Op-Ed: Expanded Casino Gambling Will Put All New Yorkers At Risk
The following is an op-ed submitted by Stephen Shafer, chairperson of the Coalition Against Gambling in NY.
In November, New York voters will have a referendum on whether the state’s constitution should be amended to permit up to seven new commercial casinos. Voters will be the target of pro-casino public relations output filled with buzzwords like “jobs” and “economic development.” These misinformation campaigns won’t reveal the vast cost of New York’s current gambling problem and why Governor Andrew Cuomo’s plan, if enacted, will make it worse.
They also won’t reveal how all New Yorkers will eventually be on the hook to pay, without realizing it, the bill due from the dark side of the governor’s plan.
Pathological and problem gambling combined already costs New York taxpayers a quantifiable $3.7 billion dollars a year, besides unquantifiable havoc like family breakup or suicide. Voters should be told in depth how the governor’s plan will affect state taxpayers overall.
Yet politicians promoting casinos as public policy do not give constituents the information needed for an informed decision. No surprise. Looking at New York’s state-sponsored gambling program (the Lottery), it’s clear that for the past 40 years Albany has downplayed the impacts of problem gambling and promoted predatory gambling under the pretext of “state aid to education.”
Governor Cuomo’s recent proposal that newly legalized casinos carve out for treatment and prevention more funding than has previously been available is a token gesture. Without a legislative commitment to provide truly adequate funding, his proposed ante ($500/yr per slot or table game) shows that the state is not committed to repair decades of neglect.
Part of being responsible is deciding what you want, and paying for it. But for decades Albany has decided that some New Yorkers (not just problem gamblers but their families and associates) are expendable, collateral damage from its gambling policies.
Four percent of adults generate 50 percent of revenues: this is the keystone statistic of the casino industry.
Those four percent are gamblers addicted or verging on addiction. Let’s not pretend casinos truly want to stop all problem gambling – what for-profit business would agree to cut its profits by 50 percent?

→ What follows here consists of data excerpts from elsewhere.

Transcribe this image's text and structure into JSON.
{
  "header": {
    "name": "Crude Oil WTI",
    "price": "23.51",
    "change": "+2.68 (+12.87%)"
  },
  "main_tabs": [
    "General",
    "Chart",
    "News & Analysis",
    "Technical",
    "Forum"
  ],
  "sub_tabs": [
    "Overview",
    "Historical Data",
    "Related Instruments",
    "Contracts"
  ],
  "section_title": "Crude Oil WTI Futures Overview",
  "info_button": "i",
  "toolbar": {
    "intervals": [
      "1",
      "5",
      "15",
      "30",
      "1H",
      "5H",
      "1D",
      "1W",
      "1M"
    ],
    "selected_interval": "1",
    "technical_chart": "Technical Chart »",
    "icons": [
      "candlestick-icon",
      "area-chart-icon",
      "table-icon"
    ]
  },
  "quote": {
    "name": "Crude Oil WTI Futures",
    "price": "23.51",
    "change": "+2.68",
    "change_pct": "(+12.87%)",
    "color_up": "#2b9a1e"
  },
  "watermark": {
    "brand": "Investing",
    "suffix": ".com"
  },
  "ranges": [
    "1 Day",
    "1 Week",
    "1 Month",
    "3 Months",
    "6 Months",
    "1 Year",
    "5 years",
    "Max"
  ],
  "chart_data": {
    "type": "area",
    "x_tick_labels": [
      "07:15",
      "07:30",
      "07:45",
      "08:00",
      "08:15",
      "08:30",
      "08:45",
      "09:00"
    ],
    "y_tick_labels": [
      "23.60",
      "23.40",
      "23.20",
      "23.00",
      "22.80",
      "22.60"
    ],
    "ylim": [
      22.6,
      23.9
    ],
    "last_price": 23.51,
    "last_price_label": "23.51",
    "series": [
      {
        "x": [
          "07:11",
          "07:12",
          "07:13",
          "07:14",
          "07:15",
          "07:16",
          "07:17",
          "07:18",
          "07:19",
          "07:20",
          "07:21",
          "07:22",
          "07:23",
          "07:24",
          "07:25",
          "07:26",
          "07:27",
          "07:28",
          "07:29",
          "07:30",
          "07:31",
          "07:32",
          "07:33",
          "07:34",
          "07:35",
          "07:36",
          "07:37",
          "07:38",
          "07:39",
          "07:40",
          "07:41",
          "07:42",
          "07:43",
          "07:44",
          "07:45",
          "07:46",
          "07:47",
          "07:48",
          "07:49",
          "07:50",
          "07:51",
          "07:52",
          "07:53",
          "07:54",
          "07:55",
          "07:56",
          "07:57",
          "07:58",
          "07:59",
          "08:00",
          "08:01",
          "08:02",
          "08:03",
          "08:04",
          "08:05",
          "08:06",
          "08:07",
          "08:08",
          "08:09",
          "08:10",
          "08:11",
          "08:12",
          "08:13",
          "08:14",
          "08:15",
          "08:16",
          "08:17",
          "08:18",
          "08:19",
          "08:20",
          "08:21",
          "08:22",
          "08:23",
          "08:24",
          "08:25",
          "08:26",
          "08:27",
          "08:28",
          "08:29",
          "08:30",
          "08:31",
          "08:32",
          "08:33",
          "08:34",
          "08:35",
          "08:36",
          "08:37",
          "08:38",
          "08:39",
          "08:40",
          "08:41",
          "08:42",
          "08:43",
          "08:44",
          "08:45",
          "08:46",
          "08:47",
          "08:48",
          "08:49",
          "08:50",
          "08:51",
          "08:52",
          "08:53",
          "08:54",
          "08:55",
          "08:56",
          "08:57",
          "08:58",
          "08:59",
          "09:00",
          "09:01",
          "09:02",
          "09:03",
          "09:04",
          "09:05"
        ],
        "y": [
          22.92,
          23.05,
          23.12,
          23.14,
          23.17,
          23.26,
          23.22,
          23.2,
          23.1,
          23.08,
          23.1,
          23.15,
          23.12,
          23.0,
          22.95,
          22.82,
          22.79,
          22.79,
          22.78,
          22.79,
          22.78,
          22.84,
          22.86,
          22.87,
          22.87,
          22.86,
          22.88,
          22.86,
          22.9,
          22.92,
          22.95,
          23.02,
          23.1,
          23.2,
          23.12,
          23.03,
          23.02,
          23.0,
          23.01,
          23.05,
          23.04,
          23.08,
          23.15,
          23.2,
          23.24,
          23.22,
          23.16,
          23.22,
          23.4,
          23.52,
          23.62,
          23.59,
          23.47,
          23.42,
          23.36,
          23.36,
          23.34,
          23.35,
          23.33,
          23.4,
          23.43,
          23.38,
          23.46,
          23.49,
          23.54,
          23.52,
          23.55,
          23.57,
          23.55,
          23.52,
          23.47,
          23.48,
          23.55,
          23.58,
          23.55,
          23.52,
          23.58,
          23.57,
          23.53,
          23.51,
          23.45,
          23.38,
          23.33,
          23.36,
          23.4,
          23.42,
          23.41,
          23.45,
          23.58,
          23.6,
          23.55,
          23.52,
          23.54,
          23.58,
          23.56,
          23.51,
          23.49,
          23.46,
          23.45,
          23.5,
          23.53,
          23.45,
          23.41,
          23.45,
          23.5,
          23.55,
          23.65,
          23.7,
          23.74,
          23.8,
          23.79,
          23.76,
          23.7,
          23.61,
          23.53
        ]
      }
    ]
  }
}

There are other features of the casino business model to consider before referendum. Almost every problem and pathological gambler uses the money of trusting non-gamblers, abusing personal relationships. Anyone (they are not few) who thinks the gamblers deserve their misery needs to look beyond that to the gamblers’ spouses and partners, children, parents, siblings, associates, bankers, insurance agents, neighbors, friends. Innocent victims or dupes, they don’t deserve the misery that predatory gambling visits on them “for aid to education.”
A vote for the amendment is a vote to inflict more pain on these fellow citizens.
Stephen Q. Shafer, MD, MPH, is the chairperson of Coalition Against Gambling in NY, a non-profit founded to oppose any expansion of legalized gambling in New York. He was a faculty member at Columbia University and a clinical professor of neurology at Harlem Hospital Center until his retirement in 2010.